Age of Water Particles as a Diagnosis of Steady-State Flows in Shallow Rectangular Reservoirs
Benjamin Dewals,
Pierre Archambeau,
Martin Bruwier,
Sebastien Erpicum,
Michel Pirotton,
Tom Adam,
Eric Delhez,
Eric Deleersnijder
Affiliations
Benjamin Dewals
Research Unit Urban & Environmental Engineering (UEE), Hydraulics in Environmental and Civil Engineering (HECE), University of Liège, 4000 Liège, Belgium
Pierre Archambeau
Research Unit Urban & Environmental Engineering (UEE), Hydraulics in Environmental and Civil Engineering (HECE), University of Liège, 4000 Liège, Belgium
Martin Bruwier
Research Unit Urban & Environmental Engineering (UEE), Hydraulics in Environmental and Civil Engineering (HECE), University of Liège, 4000 Liège, Belgium
Sebastien Erpicum
Research Unit Urban & Environmental Engineering (UEE), Hydraulics in Environmental and Civil Engineering (HECE), University of Liège, 4000 Liège, Belgium
Michel Pirotton
Research Unit Urban & Environmental Engineering (UEE), Hydraulics in Environmental and Civil Engineering (HECE), University of Liège, 4000 Liège, Belgium
Tom Adam
SGI Ingénieurs, 5032 Isnes, Belgium
Eric Delhez
Research Unit Aerospace & Mechanical Engineering (A&M), Mathematical Modelling & Methods, University of Liège, 4000 Liège, Belgium
Eric Deleersnijder
Institute of Mechanics, Materials and Civil Engineering (IMMC) & Earth and Life Institute (ELI), Université Catholique de Louvain, 1348 Louvain-la-Neuve, Belgium
The age of a water particle in a shallow man-made reservoir is defined as the time elapsed since it entered it.
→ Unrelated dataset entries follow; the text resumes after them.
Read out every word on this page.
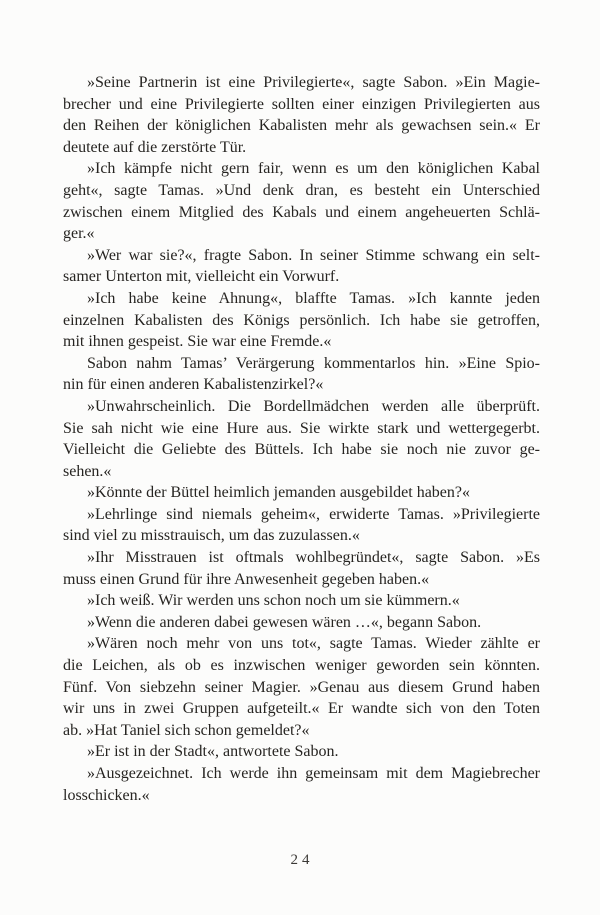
»Seine Partnerin ist eine Privilegierte«, sagte Sabon. »Ein Magie-
brecher und eine Privilegierte sollten einer einzigen Privilegierten aus
den Reihen der königlichen Kabalisten mehr als gewachsen sein.« Er
deutete auf die zerstörte Tür.
»Ich kämpfe nicht gern fair, wenn es um den königlichen Kabal
geht«, sagte Tamas. »Und denk dran, es besteht ein Unterschied
zwischen einem Mitglied des Kabals und einem angeheuerten Schlä-
ger.«
»Wer war sie?«, fragte Sabon. In seiner Stimme schwang ein selt-
samer Unterton mit, vielleicht ein Vorwurf.
»Ich habe keine Ahnung«, blaffte Tamas. »Ich kannte jeden
einzelnen Kabalisten des Königs persönlich. Ich habe sie getroffen,
mit ihnen gespeist. Sie war eine Fremde.«
Sabon nahm Tamas’ Verärgerung kommentarlos hin. »Eine Spio-
nin für einen anderen Kabalistenzirkel?«
»Unwahrscheinlich. Die Bordellmädchen werden alle überprüft.
Sie sah nicht wie eine Hure aus. Sie wirkte stark und wettergegerbt.
Vielleicht die Geliebte des Büttels. Ich habe sie noch nie zuvor ge-
sehen.«
»Könnte der Büttel heimlich jemanden ausgebildet haben?«
»Lehrlinge sind niemals geheim«, erwiderte Tamas. »Privilegierte
sind viel zu misstrauisch, um das zuzulassen.«
»Ihr Misstrauen ist oftmals wohlbegründet«, sagte Sabon. »Es
muss einen Grund für ihre Anwesenheit gegeben haben.«
»Ich weiß. Wir werden uns schon noch um sie kümmern.«
»Wenn die anderen dabei gewesen wären …«, begann Sabon.
»Wären noch mehr von uns tot«, sagte Tamas. Wieder zählte er
die Leichen, als ob es inzwischen weniger geworden sein könnten.
Fünf. Von siebzehn seiner Magier. »Genau aus diesem Grund haben
wir uns in zwei Gruppen aufgeteilt.« Er wandte sich von den Toten
ab. »Hat Taniel sich schon gemeldet?«
»Er ist in der Stadt«, antwortete Sabon.
»Ausgezeichnet. Ich werde ihn gemeinsam mit dem Magiebrecher
losschicken.«
24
Analyzing this diagnostic timescale provides valuable information for optimally sizing and operating such structures. Here, the constituent-oriented age and residence time theory (CART) is used to obtain not only the mean age, but also the water age distribution function at each location. The method is applied to 10 different shallow reservoirs of simple geometry (rectangular), in a steady-state framework. The results show that complex, multimodal water age distributions are found, implying that focusing solely on simple statistics (e.g., mean or median age) fails to reflect the complexity of the actual distribution of water age. The latter relates to the fast or slow pathways that water particles may take for traveling from the inlet to the outlet of the reservoirs.